E ancora, scrive “la stanza aveva preso possesso della mia mente. La mia fame era diventata la stanza”: quello che invece si capisce subito è che la scrittura di Marechera è impressionante anche a quarant’anni dalla sua prima pubblicazione, che mantiene ancora tutta la rabbia, la forza dirompente. E non solo rispetto all’ambiente serioso dei college inglesi, ma anche rispetto all’élite culturale africana, quella in cui non si riconosceva, quella “che nello stesso respiro riesce a gridare LIBERAZIONE e POLIGAMIA senza sentirci niente di sconnesso”, in cui sono profondamente radicati “la coscienza di classe e lo snobismo conservatore”.

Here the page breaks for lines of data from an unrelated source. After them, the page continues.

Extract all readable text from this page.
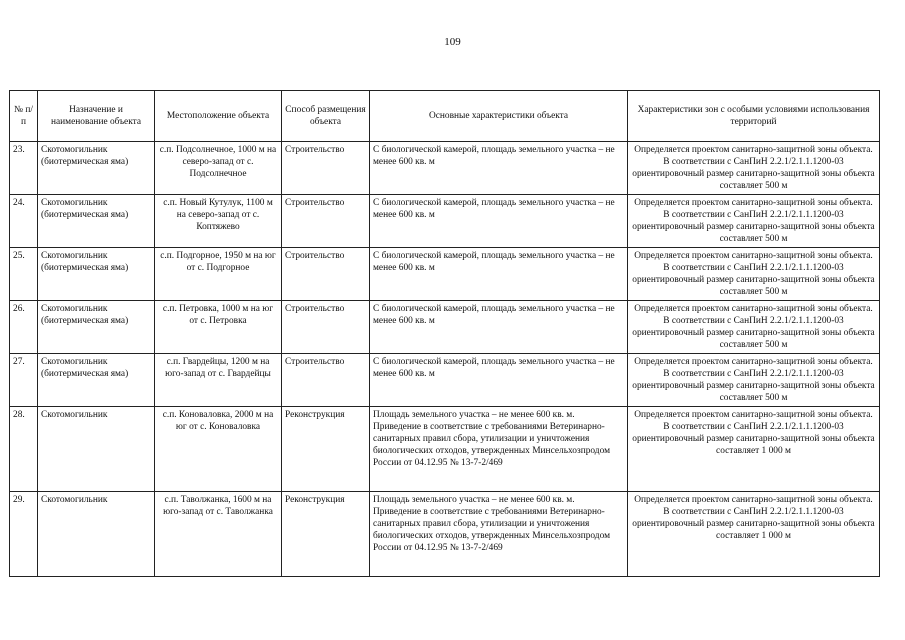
109
№ п/п	Назначение и наименование объекта	Местоположение объекта	Способ размещения объекта	Основные характеристики объекта	Характеристики зон с особыми условиями использования территорий
23.	Скотомогильник (биотермическая яма)	с.п. Подсолнечное, 1000 м на северо-запад от с. Подсолнечное	Строительство	С биологической камерой, площадь земельного участка – не менее 600 кв. м	Определяется проектом санитарно-защитной зоны объекта. В соответствии с СанПиН 2.2.1/2.1.1.1200-03 ориентировочный размер санитарно-защитной зоны объекта составляет 500 м
24.	Скотомогильник (биотермическая яма)	с.п. Новый Кутулук, 1100 м на северо-запад от с. Коптяжево	Строительство	С биологической камерой, площадь земельного участка – не менее 600 кв. м	Определяется проектом санитарно-защитной зоны объекта. В соответствии с СанПиН 2.2.1/2.1.1.1200-03 ориентировочный размер санитарно-защитной зоны объекта составляет 500 м
25.	Скотомогильник (биотермическая яма)	с.п. Подгорное, 1950 м на юг от с. Подгорное	Строительство	С биологической камерой, площадь земельного участка – не менее 600 кв. м	Определяется проектом санитарно-защитной зоны объекта. В соответствии с СанПиН 2.2.1/2.1.1.1200-03 ориентировочный размер санитарно-защитной зоны объекта составляет 500 м
26.	Скотомогильник (биотермическая яма)	с.п. Петровка, 1000 м на юг от с. Петровка	Строительство	С биологической камерой, площадь земельного участка – не менее 600 кв. м	Определяется проектом санитарно-защитной зоны объекта. В соответствии с СанПиН 2.2.1/2.1.1.1200-03 ориентировочный размер санитарно-защитной зоны объекта составляет 500 м
27.	Скотомогильник (биотермическая яма)	с.п. Гвардейцы, 1200 м на юго-запад от с. Гвардейцы	Строительство	С биологической камерой, площадь земельного участка – не менее 600 кв. м	Определяется проектом санитарно-защитной зоны объекта. В соответствии с СанПиН 2.2.1/2.1.1.1200-03 ориентировочный размер санитарно-защитной зоны объекта составляет 500 м
28.	Скотомогильник	с.п. Коноваловка, 2000 м на юг от с. Коноваловка	Реконструкция	Площадь земельного участка – не менее 600 кв. м. Приведение в соответствие с требованиями Ветеринарно-санитарных правил сбора, утилизации и уничтожения биологических отходов, утвержденных Минсельхозпродом России от 04.12.95 № 13-7-2/469	Определяется проектом санитарно-защитной зоны объекта. В соответствии с СанПиН 2.2.1/2.1.1.1200-03 ориентировочный размер санитарно-защитной зоны объекта составляет 1 000 м
29.	Скотомогильник	с.п. Таволжанка, 1600 м на юго-запад от с. Таволжанка	Реконструкция	Площадь земельного участка – не менее 600 кв. м. Приведение в соответствие с требованиями Ветеринарно-санитарных правил сбора, утилизации и уничтожения биологических отходов, утвержденных Минсельхозпродом России от 04.12.95 № 13-7-2/469	Определяется проектом санитарно-защитной зоны объекта. В соответствии с СанПиН 2.2.1/2.1.1.1200-03 ориентировочный размер санитарно-защитной зоны объекта составляет 1 000 м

Ci sono descrizioni della pioggia che sembrano spaccare i vetri e i contorni della pagina, ragazze che restano incinte a dodici anni, padri che picchiano i figli, zuffe nei bar e raccolte di poesie: La casa della fame è guidato da una scrittura febbrile di un autore che si definiva “un bicchiere d’acqua trasparente, urtato e congelato poco prima di rovesciarsi”. La bandella la definisce una “novella infinita”, perché sembra contenere il mondo, perché sembra poter continuare per sempre, come un monologo che non trova una conclusione, un momento di pace, in cui ogni cosa si trasfigura in quella successiva.
C’è un cumulo di attenzione che non ti porta da nessuna parte. C’è pure un cumulo di attenzione che pure quello non ti porta da nessuna parte. Sono tutti biglietti per nessuna parte, tutto quanto lo è.